Dev’s words still echo all over the literary world. Those who followed his style and way of thinking ended up writing some of the all-time bests among novels and stories. The names of R K Narayan, Raja Rao, Mulk Raj Anand and Sarat Chandra Chatterjee became synonymous with the best of novels. Devdas, a character created by Chatterjee is a universal icon because the readers could identify themselves with him. They could also easily identify with RK Narayan’s fictitious small town of Malgudi and its residents because it was just like the towns in which they grew up and all the characters in it were just like their own friends and acquaintances. 

There were several novels written by Indians writing in English but most of them did not have the kind of quality and stickability that one would have liked for them to have. They did not stand the test of time. Readers were often drawn to them more because of scarcity of better options than anything else.  

Well, a major source of relief for such readers has been offered by Adithi Rao, through her pioneering work Left From The Nameless Shop. Her book is a collection of stories (of course inter-connected) centred around Rudrapura, a small time town in Karnataka. Rao has created Rudrapura and its local residents in the style of Malgudi. But the similarity ends there. Each character is different from  the ones created by Narayan though there is an intangible link which brings them together. While the painter Devendrappa paints  the images of reel-life characters on his canvass to be installed as a hoarding on the first floor balcony of the mansion in the own, Rao has picturised the life of Rudrapura community on her canvas and that too with élan. 

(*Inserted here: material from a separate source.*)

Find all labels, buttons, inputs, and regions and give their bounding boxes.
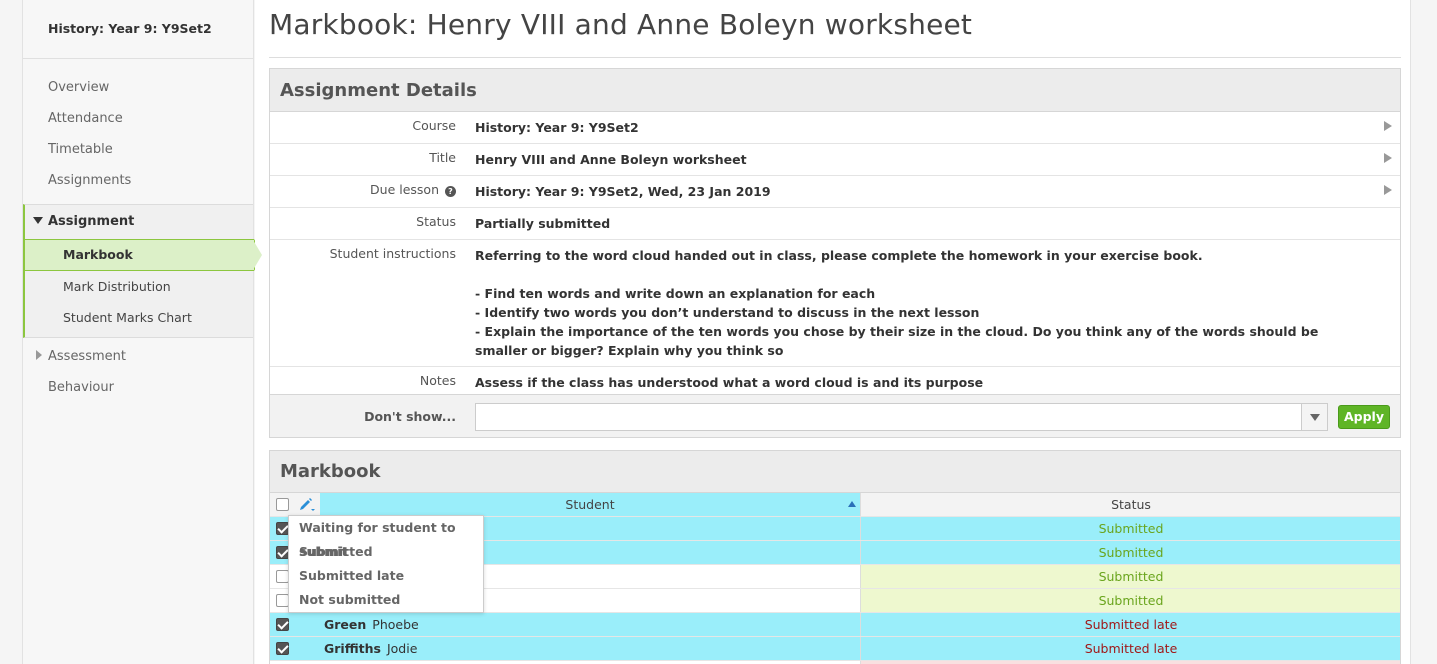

Left From The Nameless Shop relates stories of the local population of Rudrapura. What makes the book a memorable one is the honesty with which the author has portrayed them. Narayan could write about Malgudi’s happiness, sorrow and disappointments because he was the resident of such an unnamed town and had gained first-hand knowledge about the people living there. Adithi, too, seems to have experienced the same and it has helped her in portraying characters like Devendrappa, Narayanamma, Basavaraj, Raghuvir Dixit and  others. These seem like real people to the readers. They do not come across as strangers because their dreams and disappointments are very lifelike.

Adithi Rao has been successful in delving into their lives and bringing out the goodness in their  hearts. The disappointment Devendrappa faces when he loses his job as a painter in the cinema talkies has been written in a way that is bound to get the reader to feel sad for the character just like one would feel for a friend or relative. Narayanamma’s anxiety and stress as he struggles to emerge as a supplier of ice cream to a city-based shop is palpable even through just words. The author brings out the unquenchable thirst in Dixit’s heart for the love of a woman. There’s no judgment or bias against him based on the fact that he is not quite interested in getting married. She makes the character human, fallible, and adorable. And, she does it with ease and poise.

What makes Rao stand out in a crowd of younger writers is her capability to tell the stories in an inimitable style dear to serious readers. It is impressive because it reminds readers of writers of the calibre of RK Narayan and Mulk Raj Anand. Rao introduces herself as a writer of stories and spinner of yarns, but this young author is a master craftswoman. Her portrayal of emotions and events is both engaging and enlightening.